Simulated Fireside Corrosion Behavior of a Wrought Ni-Fe-Based Superalloy for 700 °C-Class Ultra-supercritical Power Plant Applications

Abstract

Laboratory corrosion tests were performed to assess the corrosion behavior of a newly wrought Ni-Fe-based superalloy for a 700 °C-class ultra-supercritical power plant application. The new alloy was investigated in a simulated coal ash/gas atmosphere at 700 and 750 °C (with and without NaCl addition) for exposure times up to 500 h, using scanning electron microscopy with energy-dispersive x-ray spectroscopy as well as x-ray diffraction. The results indicated that the new alloy exhibited an anti-corrosion behavior comparable to the currently used Ni-Fe-based alloys for A-USC plant applications.

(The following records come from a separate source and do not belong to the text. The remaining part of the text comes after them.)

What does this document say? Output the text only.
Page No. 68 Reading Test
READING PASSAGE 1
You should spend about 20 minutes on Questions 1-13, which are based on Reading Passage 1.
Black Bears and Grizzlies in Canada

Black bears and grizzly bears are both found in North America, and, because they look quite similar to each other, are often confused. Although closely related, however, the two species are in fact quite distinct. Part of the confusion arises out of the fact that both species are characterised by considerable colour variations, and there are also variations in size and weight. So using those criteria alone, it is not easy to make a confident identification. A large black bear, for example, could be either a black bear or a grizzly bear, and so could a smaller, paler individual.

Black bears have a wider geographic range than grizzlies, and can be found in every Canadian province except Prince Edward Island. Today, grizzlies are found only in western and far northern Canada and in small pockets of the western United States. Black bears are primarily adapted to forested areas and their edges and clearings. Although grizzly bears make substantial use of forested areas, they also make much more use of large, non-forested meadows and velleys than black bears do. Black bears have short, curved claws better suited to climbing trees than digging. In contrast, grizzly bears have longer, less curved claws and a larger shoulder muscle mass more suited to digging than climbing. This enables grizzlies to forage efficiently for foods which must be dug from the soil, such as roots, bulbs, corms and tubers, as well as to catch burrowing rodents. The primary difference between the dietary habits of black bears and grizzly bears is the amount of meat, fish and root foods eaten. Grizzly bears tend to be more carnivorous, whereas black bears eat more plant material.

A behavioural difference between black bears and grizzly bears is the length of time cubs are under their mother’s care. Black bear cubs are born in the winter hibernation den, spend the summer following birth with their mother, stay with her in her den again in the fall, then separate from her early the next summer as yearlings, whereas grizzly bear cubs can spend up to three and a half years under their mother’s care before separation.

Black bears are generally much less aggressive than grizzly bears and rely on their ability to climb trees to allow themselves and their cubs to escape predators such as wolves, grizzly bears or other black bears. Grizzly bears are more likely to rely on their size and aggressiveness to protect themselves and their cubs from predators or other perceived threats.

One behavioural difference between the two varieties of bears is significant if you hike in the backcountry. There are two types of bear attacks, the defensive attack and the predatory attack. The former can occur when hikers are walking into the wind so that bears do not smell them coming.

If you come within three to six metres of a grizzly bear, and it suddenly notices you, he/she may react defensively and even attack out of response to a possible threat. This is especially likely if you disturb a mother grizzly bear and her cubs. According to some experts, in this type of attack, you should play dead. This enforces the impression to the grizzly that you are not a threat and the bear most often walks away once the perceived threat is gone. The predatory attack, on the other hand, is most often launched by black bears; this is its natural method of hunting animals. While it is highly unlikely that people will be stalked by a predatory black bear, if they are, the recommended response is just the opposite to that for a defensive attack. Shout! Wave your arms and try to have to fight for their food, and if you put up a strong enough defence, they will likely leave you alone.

Layered corrosion products consisting of a Cr2O3 outer layer and thread-like internal oxides were observed at both 700 and 750 °C. The elevation of the temperature accelerated the growth of corrosion scale, which was characterized by the formation of thicker corrosion scales and more internal oxides and sulfides. The addition of NaCl led to significant scale spallation, where volatile metal chlorides may be responsible for these spallations and for more severe internal oxidation and sulfuration.